PS: That isn’t what you said. And either way it’s wrong. Can’t you keep your diphthongs straight? Geez. What the hell is wrong with you people?

And so on.

That conversation never really happened, though I suppose it could have. And those of you who long ago decided that I’m a petulant crank are, once again, amply rewarded. But I am of the belief that every field, every specialty and sub-specialty, no matter how esoteric, needs its obsessives, and is richer for their efforts. To the layperson, such intense adherence to detail might seem undue, or comical. But without it, standards fall, and the transfer of information becomes corrupt.
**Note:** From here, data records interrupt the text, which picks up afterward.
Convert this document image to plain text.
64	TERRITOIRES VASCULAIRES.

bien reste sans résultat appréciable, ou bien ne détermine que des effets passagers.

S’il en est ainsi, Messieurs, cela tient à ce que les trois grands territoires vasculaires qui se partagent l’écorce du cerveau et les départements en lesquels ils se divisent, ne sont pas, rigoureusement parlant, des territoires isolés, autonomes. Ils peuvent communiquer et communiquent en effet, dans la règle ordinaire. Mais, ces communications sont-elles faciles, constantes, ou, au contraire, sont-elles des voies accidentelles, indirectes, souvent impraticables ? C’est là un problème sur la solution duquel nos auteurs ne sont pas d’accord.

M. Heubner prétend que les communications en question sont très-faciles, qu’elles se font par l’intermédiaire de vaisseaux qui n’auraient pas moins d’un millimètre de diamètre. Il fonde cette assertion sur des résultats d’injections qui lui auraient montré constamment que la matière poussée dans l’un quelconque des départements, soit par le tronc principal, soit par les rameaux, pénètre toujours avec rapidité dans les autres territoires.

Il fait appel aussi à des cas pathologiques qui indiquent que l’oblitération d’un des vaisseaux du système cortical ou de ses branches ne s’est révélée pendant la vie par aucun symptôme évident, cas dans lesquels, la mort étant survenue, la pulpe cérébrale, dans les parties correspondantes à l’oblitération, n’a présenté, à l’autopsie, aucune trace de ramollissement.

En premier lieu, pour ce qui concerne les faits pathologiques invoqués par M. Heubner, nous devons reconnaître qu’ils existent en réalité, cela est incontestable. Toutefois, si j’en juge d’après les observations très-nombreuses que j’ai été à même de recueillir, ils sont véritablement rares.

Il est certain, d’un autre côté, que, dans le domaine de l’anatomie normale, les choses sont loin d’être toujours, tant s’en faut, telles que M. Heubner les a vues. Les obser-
From there it’s a slippery slope: the very building blocks of society begin to fissure and crumble. The terrorists have won!

In any event, we shouldn’t push it, lest Lufthansa be tempted to change its name. The only thing worse than a recorded voice announcing “Loof-THUND-za” would be one announcing “Air Germany.”

If you haven’t noticed, the global expansion of commercial aviation has brought with it some truly awful carrier names. In the past few years, more than 250 commercial operators have entered the market, the bulk of them with identities ranging from inexplicable to embarrassing. Many, apparently, were thought up by twelve year-old girls (Golden International Airlines, Butterfly Helicopters), or junior high kids strung out on energy drinks (Maximus Air Cargo, Mega Aircompany).

Of course, nobody will ever outdo the accidental hilarity of Taiwan’s now-defunct U-Land Airlines, but particularly noxious has been the fondness for ultra-quirky, dare I say “fun” monikers. Zoom, Jazz, Clickair, Go Fly, Wizz Air. Enough already. Sure, it freshens things up, but can you really buy a ticket on something called “BMIbaby” and still feel good about yourself in the morning?

The idea, I think, is to personify the ease and affordability of modern air travel. One result, however, has been to undercut whatever shred of dignity the experience retains. In fairness, this trend is emblematic of the way too many products, not just airline tickets, are pitched these days, with everything presented as quick, quirky, snappy and hip. But as a pilot, if not as a traveler, I’m troubled by the incongruity of a $50 million jetliner that says “Zoom” on the side in cartoon letters the size of a house.

Here are some suggestions: Zip-Air, Neato Plane, CrazyJet. Shoot, I was going to type “Superjet,” but guess what? Superjet International — you can’t make this up — a joint venture between planemakers Alenia Aereonautica of Italy and Russia’s Sukhoi, is developing a new family of regional jets. And you thought “Airbus” was bad.

If it’s any consolation, there are, for now, some beauties still out there. Avianca, the flag carrier of Colombia, is one of the oldest airlines in the world, and maybe the prettiest-named. What a sweet word that is, both the way it looks and sounds: Avianca. You could almost name your daughter that.

 

Portions of this post originally ran in the magazine Salon.